Holding the lands of the village by hereditary right, by grant, conquest, or purchase, he collects his rents from the villages through a small staff of peons, or un-official police. The accounts are kept by another important village functionary—the putwarrie, or village accountant. Putwarries belong to the writer or Kayasth caste. They are probably as clever, and at the same time as unscrupulous as any class in India. They manage the most complicated accounts between ryot and landlord with great skill. Their memories are wonderful, but they can always forget conveniently. Where ryots are numerous, the landlord’s wants pressing, and frequent calls made on the tenantry for payment, often made in various kinds of grain and produce, the rates and prices of which are constantly changing, it is easy to imagine the complications and intricacies of a putwarrie’s account. Each ryot pretty accurately remembers his own particular indebtedness, but woe to him if he pays the putwarrie the value of a ‘red cent’ without taking a receipt. Certainly there may be a really honest putwarrie, but I very much doubt it. The name stands for chicanery and robbery. On the one hand the landlord is constantly stirring him up for money, questioning his accounts, and putting him not unfrequently to actual bodily coercion. The ryot on the other hand is constantly inventing excuses, getting up delays, and propounding innumerable reasons why he cannot pay. He will try to forge receipts, he will get up false evidence that he has already paid, and the wretched putwarrie needs all his native and acquired sharpness, to hold his own. But all ryots are not alike, and when the putwarrie gets hold of some unwary and ignorant bumpkin whom he can plunder, he does plunder him systematically.
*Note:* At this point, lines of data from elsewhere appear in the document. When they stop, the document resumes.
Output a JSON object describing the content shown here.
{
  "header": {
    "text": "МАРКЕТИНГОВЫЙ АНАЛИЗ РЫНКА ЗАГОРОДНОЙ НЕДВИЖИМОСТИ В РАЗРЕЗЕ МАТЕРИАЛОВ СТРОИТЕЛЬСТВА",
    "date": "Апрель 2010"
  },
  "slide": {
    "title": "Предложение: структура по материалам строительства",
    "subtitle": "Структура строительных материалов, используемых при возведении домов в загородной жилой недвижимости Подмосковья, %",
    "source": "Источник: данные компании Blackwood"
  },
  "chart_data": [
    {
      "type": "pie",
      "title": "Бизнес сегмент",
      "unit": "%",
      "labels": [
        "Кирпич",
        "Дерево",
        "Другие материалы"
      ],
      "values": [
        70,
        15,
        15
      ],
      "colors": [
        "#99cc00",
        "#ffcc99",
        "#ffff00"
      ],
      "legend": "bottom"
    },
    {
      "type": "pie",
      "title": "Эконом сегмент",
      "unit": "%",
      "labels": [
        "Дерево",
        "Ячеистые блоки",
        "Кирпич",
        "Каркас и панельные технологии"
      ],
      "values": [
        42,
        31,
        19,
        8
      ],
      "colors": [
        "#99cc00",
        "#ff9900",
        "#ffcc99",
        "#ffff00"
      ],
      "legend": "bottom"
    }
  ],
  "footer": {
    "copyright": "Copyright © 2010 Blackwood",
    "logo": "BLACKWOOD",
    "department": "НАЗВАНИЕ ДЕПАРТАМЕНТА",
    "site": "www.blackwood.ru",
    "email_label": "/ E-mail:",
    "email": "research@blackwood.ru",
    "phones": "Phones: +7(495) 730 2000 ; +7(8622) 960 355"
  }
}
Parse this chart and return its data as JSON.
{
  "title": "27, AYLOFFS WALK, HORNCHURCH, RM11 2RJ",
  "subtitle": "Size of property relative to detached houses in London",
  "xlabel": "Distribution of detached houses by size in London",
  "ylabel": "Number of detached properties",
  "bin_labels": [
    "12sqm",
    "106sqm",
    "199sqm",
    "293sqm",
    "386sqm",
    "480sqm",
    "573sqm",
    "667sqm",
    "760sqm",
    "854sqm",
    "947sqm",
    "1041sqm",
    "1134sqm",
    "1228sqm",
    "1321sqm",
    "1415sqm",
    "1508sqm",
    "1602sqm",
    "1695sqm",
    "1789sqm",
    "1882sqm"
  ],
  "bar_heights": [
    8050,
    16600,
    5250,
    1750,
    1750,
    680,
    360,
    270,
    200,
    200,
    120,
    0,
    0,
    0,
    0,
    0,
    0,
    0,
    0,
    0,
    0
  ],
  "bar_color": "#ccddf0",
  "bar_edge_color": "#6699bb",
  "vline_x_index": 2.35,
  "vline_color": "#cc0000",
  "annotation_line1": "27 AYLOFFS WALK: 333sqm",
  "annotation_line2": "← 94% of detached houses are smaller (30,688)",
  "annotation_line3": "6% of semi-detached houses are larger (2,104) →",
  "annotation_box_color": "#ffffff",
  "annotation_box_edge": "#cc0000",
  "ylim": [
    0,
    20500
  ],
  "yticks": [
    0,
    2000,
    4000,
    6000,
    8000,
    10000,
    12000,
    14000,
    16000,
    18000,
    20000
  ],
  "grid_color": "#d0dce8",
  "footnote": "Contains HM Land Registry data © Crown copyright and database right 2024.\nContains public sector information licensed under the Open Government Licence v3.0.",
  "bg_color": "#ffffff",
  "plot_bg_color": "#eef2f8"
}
All cowherds are popularly supposed to be cattle lifters, and a putwarrie after he has got over the stage of infancy, and has been indoctrinated into all the knavery that his elders can teach him, is supposed to belong to the highest category of villains. A popular proverb, much used in Behar, says:—
’Unda poortee, Cowa maro!
Iinnum me, billar:
Bara burris me, Kayashh marige!!
Humesha mara gwar!!’
This is translated thus: ’When the shell is breaking kill the crow, and the wild cat at its birth.’ A Kayasth, writer, or putwarrie, may be allowed to live till he is twelve years old, at which time he is sure to have learned rascality. Then kill him; but kill gwars or cowherds any time, for they are invariably rascals. There is a deal of grim bucolic humour in this, and it very nearly hits the truth.